There's more to an inch than meets the eye.

How much is an inch of rain?
Photo by Inge Maria / Unsplash

All of us involved with taking observations and measuring precipitation are accustomed to measuring rain or melted snow. How many of us actually pause to think about what that measurement means in real terms?

Most of the time our measurements involve a few hundredths of an inch, or perhaps an inch or two after one of our summer thunderstorms. We tend to think of rainfall in terms of depth, but remember that water, spread over a surface, also has volume.

A gallon of water weighs 8.329 pounds per gallon at room temperature (70 degrees Fahrenheit). A typical roof (40 x 70 feet) covered in an inch of water would hold 1,743 gallons and would bear a weight of 14,467 pounds. Good thing the water runs off, huh?

An acre of land covered by an inch of water would contain 27,154 gallons and a football field 35,897 gallons. That inch of rain doesn’t sound so insignificant now, does it?

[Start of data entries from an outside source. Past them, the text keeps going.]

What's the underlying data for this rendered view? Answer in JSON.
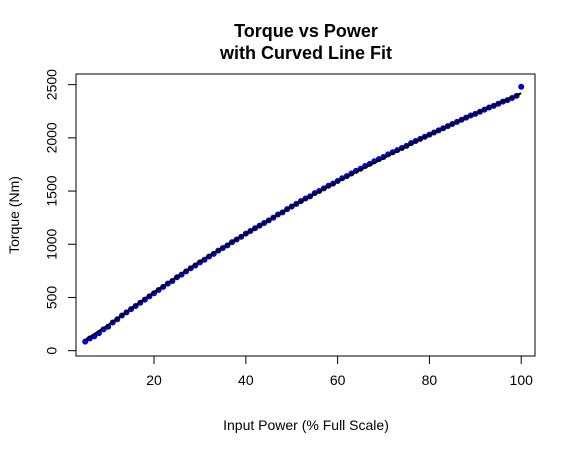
{
  "chart_data": {
    "type": "scatter",
    "title": "Torque vs Power",
    "subtitle": "with Curved Line Fit",
    "xlabel": "Input Power (% Full Scale)",
    "ylabel": "Torque (Nm)",
    "xlim": [
      3,
      103
    ],
    "ylim": [
      -50,
      2600
    ],
    "xticks": [
      20,
      40,
      60,
      80,
      100
    ],
    "xtick_labels": [
      "20",
      "40",
      "60",
      "80",
      "100"
    ],
    "yticks": [
      0,
      500,
      1000,
      1500,
      2000,
      2500
    ],
    "ytick_labels": [
      "0",
      "500",
      "1000",
      "1500",
      "2000",
      "2500"
    ],
    "grid": false,
    "legend": "none",
    "point_color": "#0000ff",
    "point_edge_color": "#00008b",
    "line_color": "#000000",
    "series": [
      {
        "style": "points",
        "x": [
          5.0,
          6.0,
          7.0,
          8.0,
          9.0,
          10.0,
          11.0,
          12.0,
          13.0,
          14.0,
          15.0,
          16.0,
          17.0,
          18.0,
          19.0,
          20.0,
          21.0,
          22.0,
          23.0,
          24.0,
          25.0,
          26.0,
          27.0,
          28.0,
          29.0,
          30.0,
          31.0,
          32.0,
          33.0,
          34.0,
          35.0,
          36.0,
          37.0,
          38.0,
          39.0,
          40.0,
          41.0,
          42.0,
          43.0,
          44.0,
          45.0,
          46.0,
          47.0,
          48.0,
          49.0,
          50.0,
          51.0,
          52.0,
          53.0,
          54.0,
          55.0,
          56.0,
          57.0,
          58.0,
          59.0,
          60.0,
          61.0,
          62.0,
          63.0,
          64.0,
          65.0,
          66.0,
          67.0,
          68.0,
          69.0,
          70.0,
          71.0,
          72.0,
          73.0,
          74.0,
          75.0,
          76.0,
          77.0,
          78.0,
          79.0,
          80.0,
          81.0,
          82.0,
          83.0,
          84.0,
          85.0,
          86.0,
          87.0,
          88.0,
          89.0,
          90.0,
          91.0,
          92.0,
          93.0,
          94.0,
          95.0,
          96.0,
          97.0,
          98.0,
          99.0,
          100.0
        ],
        "y": [
          85,
          115,
          135,
          165,
          200,
          225,
          265,
          295,
          330,
          360,
          390,
          420,
          450,
          480,
          510,
          540,
          570,
          600,
          630,
          655,
          690,
          715,
          745,
          775,
          800,
          830,
          855,
          885,
          910,
          940,
          965,
          990,
          1020,
          1045,
          1070,
          1100,
          1125,
          1150,
          1175,
          1200,
          1225,
          1250,
          1280,
          1300,
          1330,
          1355,
          1380,
          1405,
          1430,
          1450,
          1480,
          1500,
          1525,
          1550,
          1570,
          1595,
          1620,
          1640,
          1665,
          1690,
          1710,
          1735,
          1755,
          1780,
          1800,
          1820,
          1845,
          1865,
          1885,
          1905,
          1925,
          1950,
          1970,
          1990,
          2010,
          2030,
          2050,
          2070,
          2090,
          2110,
          2130,
          2150,
          2170,
          2190,
          2210,
          2225,
          2245,
          2265,
          2285,
          2300,
          2320,
          2340,
          2355,
          2375,
          2395,
          2480
        ]
      },
      {
        "style": "line",
        "x": [
          5,
          10,
          20,
          30,
          40,
          50,
          60,
          70,
          80,
          90,
          100
        ],
        "y": [
          100,
          240,
          550,
          840,
          1100,
          1355,
          1590,
          1810,
          2030,
          2230,
          2420
        ]
      }
    ]
  }
}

The WeatherWorks website gives all of these examples, plus some others to give us a better perspective. For instance, on August 13-14, 1987, Chicago O’Hare airport received 9.35 inches of rain, enough to fill 57,614 Olympic swimming pools. On August 7-8, 1995, Sidney, Ohio, received 10.75 inches of rain. That’s enough to fill approximately 2.27 billion gallon jugs. On September 1, 2003, Indianapolis, IN, received 7.2 inches of rain, enough to fill around 352 billion bottles of water. An inch of rain in New York City would equate to more than 5.2 billion gallons. That’s a lot of runoff! Now you know why New York City’s sewers are large enough to hold giant alligators (see the movie Alligator from 1980; watch the trailer for some silly fun).

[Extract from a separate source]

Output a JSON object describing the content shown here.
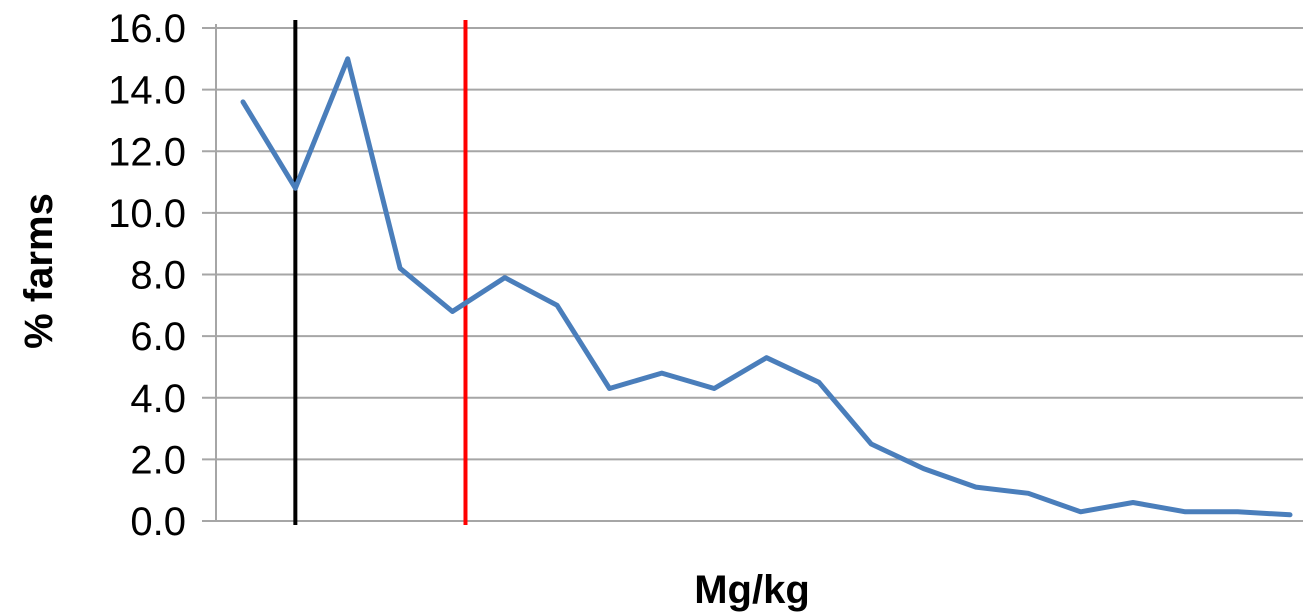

So, where does all this water go? In the US, around 70 percent of the annual precipitation returns to the atmosphere by evaporation from land and water surfaces and evapotranspiration from plants. The remaining 30 percent reaches streams, lakes, or oceans by runoff or by moving through the ground.

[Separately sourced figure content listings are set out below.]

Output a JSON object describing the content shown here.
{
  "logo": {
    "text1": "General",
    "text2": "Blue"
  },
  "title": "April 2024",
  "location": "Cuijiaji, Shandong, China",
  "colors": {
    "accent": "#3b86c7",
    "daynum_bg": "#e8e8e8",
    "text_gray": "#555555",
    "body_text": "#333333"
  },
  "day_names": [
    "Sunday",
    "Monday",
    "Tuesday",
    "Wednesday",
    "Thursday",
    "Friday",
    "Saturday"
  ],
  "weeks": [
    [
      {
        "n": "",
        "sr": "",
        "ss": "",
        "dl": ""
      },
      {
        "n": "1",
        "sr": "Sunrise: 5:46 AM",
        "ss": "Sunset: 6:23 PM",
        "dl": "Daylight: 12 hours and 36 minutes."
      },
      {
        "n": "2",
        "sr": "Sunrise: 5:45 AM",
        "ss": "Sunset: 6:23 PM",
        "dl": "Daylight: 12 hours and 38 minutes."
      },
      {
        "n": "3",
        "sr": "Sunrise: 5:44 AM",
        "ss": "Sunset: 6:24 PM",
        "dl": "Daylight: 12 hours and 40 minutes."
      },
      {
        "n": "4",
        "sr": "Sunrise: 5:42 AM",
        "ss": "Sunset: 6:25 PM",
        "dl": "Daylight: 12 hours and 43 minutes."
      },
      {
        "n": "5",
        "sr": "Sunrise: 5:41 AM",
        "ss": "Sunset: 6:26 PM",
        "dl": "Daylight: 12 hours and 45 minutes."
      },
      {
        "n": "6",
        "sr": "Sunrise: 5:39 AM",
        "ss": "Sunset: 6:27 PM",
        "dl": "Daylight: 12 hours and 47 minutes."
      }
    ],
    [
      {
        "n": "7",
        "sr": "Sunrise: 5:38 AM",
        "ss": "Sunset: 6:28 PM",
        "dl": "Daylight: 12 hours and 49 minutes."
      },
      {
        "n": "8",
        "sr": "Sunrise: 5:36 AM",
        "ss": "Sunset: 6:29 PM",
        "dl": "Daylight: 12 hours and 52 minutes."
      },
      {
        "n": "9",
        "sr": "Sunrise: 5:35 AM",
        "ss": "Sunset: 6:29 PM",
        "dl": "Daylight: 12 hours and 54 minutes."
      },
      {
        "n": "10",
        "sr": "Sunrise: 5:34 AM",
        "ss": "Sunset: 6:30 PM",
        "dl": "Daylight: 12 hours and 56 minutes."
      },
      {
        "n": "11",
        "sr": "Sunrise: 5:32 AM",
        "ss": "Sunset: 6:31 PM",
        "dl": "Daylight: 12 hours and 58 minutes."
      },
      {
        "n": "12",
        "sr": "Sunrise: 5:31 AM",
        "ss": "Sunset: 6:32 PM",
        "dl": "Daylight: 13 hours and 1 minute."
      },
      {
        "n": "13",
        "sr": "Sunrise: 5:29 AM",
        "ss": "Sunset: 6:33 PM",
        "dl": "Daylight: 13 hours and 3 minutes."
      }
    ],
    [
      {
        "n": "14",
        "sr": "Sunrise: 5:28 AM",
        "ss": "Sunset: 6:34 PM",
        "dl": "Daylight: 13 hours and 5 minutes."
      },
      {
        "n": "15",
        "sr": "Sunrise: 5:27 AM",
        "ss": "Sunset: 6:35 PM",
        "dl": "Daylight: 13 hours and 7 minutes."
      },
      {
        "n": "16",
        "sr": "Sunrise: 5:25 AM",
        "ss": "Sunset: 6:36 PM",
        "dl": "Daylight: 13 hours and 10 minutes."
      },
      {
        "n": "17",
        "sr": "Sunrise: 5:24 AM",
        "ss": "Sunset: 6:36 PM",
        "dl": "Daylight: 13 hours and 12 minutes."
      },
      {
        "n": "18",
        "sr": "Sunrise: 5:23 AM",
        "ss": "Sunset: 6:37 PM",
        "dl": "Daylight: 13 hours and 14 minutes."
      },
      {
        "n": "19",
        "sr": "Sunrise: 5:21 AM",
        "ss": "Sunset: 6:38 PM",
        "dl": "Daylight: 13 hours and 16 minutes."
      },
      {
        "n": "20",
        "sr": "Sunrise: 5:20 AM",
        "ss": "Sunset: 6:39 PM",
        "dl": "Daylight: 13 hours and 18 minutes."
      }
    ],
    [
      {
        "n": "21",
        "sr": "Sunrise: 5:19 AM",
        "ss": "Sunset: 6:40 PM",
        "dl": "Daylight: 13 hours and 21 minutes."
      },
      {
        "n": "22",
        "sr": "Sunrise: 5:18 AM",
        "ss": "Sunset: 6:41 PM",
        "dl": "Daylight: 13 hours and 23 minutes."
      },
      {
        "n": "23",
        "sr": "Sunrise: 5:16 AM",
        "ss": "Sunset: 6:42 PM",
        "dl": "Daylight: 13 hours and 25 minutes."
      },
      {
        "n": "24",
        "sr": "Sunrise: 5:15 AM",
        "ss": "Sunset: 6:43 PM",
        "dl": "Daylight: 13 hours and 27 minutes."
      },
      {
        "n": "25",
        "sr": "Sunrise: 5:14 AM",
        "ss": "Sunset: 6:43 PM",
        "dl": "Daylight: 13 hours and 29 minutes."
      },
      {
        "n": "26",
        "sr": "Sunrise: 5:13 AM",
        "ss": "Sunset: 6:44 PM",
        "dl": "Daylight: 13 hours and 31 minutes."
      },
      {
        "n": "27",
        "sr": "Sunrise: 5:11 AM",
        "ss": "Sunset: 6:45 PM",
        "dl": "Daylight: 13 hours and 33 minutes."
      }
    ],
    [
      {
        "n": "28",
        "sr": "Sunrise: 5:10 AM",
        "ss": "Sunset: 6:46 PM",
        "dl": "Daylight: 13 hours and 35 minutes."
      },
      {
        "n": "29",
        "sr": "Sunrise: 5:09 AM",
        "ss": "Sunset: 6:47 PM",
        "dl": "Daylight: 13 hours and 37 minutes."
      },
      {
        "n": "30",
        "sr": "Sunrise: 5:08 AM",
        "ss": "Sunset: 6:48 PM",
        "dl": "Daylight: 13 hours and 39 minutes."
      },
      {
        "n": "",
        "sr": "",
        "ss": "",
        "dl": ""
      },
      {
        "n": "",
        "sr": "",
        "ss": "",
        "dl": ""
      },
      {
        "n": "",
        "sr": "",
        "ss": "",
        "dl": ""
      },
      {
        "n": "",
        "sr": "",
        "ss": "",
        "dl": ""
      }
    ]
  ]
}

The lower 48 conterminous states of the US receive enough precipitation during the average year to cover the States to a depth of about 30 inches, according to the US Geological Survey. For the record, heavy rain is defined as rainfall that exceeds 0.3 inches per hour.

The next time you receive measurable precipitation, you can go to the US Geological Survey’s rainfall calculator and see for yourself how much water actually fell on the area you’re inputting. Using my quarter-acre lot as an example, 1/4-inch of rain equates to 1,697 gallons of water, enough for forty-two 40-gallon baths. Now you know why your lawn turns green after the Spring rains begin.